Но, говоря так, она привлекла его к себе, стала массировать ему голову и невольно тоже расплакалась. Стихи говорят так:
Вдова молодая одна прозябаетс сыном своим сиротой,Ест пищу плохую, одежда тонка,и хижина ветха, пуста.Хоть вместе живут все одною семьею,но дружбы и лада в ней нет.У древа две ветки, но чахнет одна,а пышен соседней расцвет.Госпожа Мэй немало размышляла над тем, как ей теперь быть, прикидывала и так, и этак и, наконец, боясь, что Шаньцзи затаит гнев, послала к нему служанку с извинениями. Служанке было приказано передать, что мальчишка-де школьник, еще ничего не понимает, посмел, мол, разгневать его и сам-де виноват. Но Шаньцзи никак не мог успокоиться. На следующий день ранним утром он пригласил к себе кое-кого из родственников, позвал госпожу Мэй с сыном и, когда все собрались, вытащил тетрадь с записью о разделе, которую оставил ему отец.
Собравшиеся прочитали запись в тетради, и тогда Шаньцзи сказал:
– Уважаемые родственники, не подумайте, что я, Шаньцзи, не хочу содержать их – мать и сына, и намерен их выгнать. Но дело в том, что Шаньшу вчера потребовал от меня свою долю наследства, много чего мне наговорил, и я боюсь, что, когда он подрастет, разговоров будет еще больше. Вот я и решил сегодня их выделить, чтобы они жили отдельно от нас в Восточной деревне; я даю им пятьдесят восемь му земли, как и написано здесь в тетради, так что действую я согласно последнему желанию отца и ни в чем не посмел самовольничать. Прошу вас, уважаемые сородичи, быть моими свидетелями.

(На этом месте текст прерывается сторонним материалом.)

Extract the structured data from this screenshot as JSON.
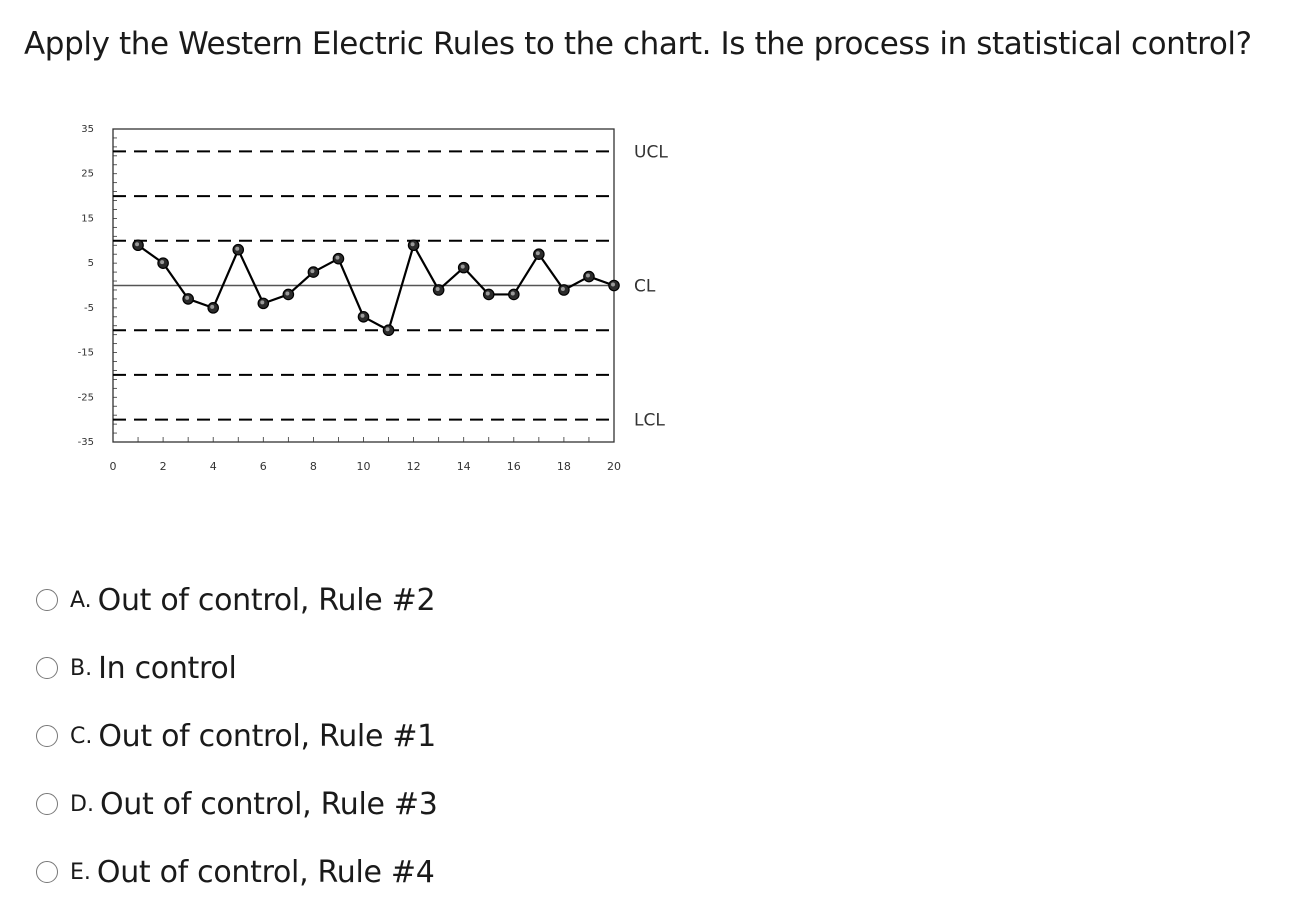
{
  "question": {
    "text": "Apply the Western Electric Rules to the chart. Is the process in statistical control?"
  },
  "chart_data": {
    "type": "line",
    "title": "",
    "xlabel": "",
    "ylabel": "",
    "xlim": [
      0,
      20
    ],
    "ylim": [
      -35,
      35
    ],
    "x_ticks": [
      0,
      2,
      4,
      6,
      8,
      10,
      12,
      14,
      16,
      18,
      20
    ],
    "y_ticks": [
      35,
      25,
      15,
      5,
      -5,
      -15,
      -25,
      -35
    ],
    "x": [
      1,
      2,
      3,
      4,
      5,
      6,
      7,
      8,
      9,
      10,
      11,
      12,
      13,
      14,
      15,
      16,
      17,
      18,
      19,
      20
    ],
    "values": [
      9,
      5,
      -3,
      -5,
      8,
      -4,
      -2,
      3,
      6,
      -7,
      -10,
      9,
      -1,
      4,
      -2,
      -2,
      7,
      -1,
      2,
      0
    ],
    "control_lines": [
      {
        "name": "UCL",
        "value": 30
      },
      {
        "name": "CL",
        "value": 0
      },
      {
        "name": "LCL",
        "value": -30
      }
    ],
    "zone_lines": [
      20,
      10,
      -10,
      -20
    ],
    "labels": {
      "ucl": "UCL",
      "cl": "CL",
      "lcl": "LCL"
    },
    "grid": false,
    "colors": {
      "line": "#000000",
      "marker": "#2b2b2b",
      "axis": "#333333",
      "dashed": "#000000",
      "centerline": "#555555"
    }
  },
  "options": [
    {
      "letter": "A.",
      "text": "Out of control, Rule #2"
    },
    {
      "letter": "B.",
      "text": "In control"
    },
    {
      "letter": "C.",
      "text": "Out of control, Rule #1"
    },
    {
      "letter": "D.",
      "text": "Out of control, Rule #3"
    },
    {
      "letter": "E.",
      "text": "Out of control, Rule #4"
    }
  ]
}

Все эти люди, конечно, знали, что Шаньцзи человек, с которым лучше не связываться; к тому же они видели запись о разделе, сделанную собственной рукой Ни Шоуцяня, и, конечно, никто из них не отважился лезть не в свои дела и наживать себе врага. Одни ему поддакивали, другие твердили:
– Завещания, как говорится, ни за какие тысячи не купишь, поэтому разделиться согласно воле отца, и никаких разговоров.
И даже тем, кто жалел Шаньшу и его мать, оставалось лишь успокаивать и подбадривать их. «Мужчина не надеется на наследство, женщина в замужестве не живет приданым, – говорили они. – Многие начинали на пустом месте. А у вас теперь будет дом, будет земля, которую можно обрабатывать. Это все-таки что-то. Надо только работать и не пренебрегать заработанной похлебкой. А что пошлет судьба, будет видно».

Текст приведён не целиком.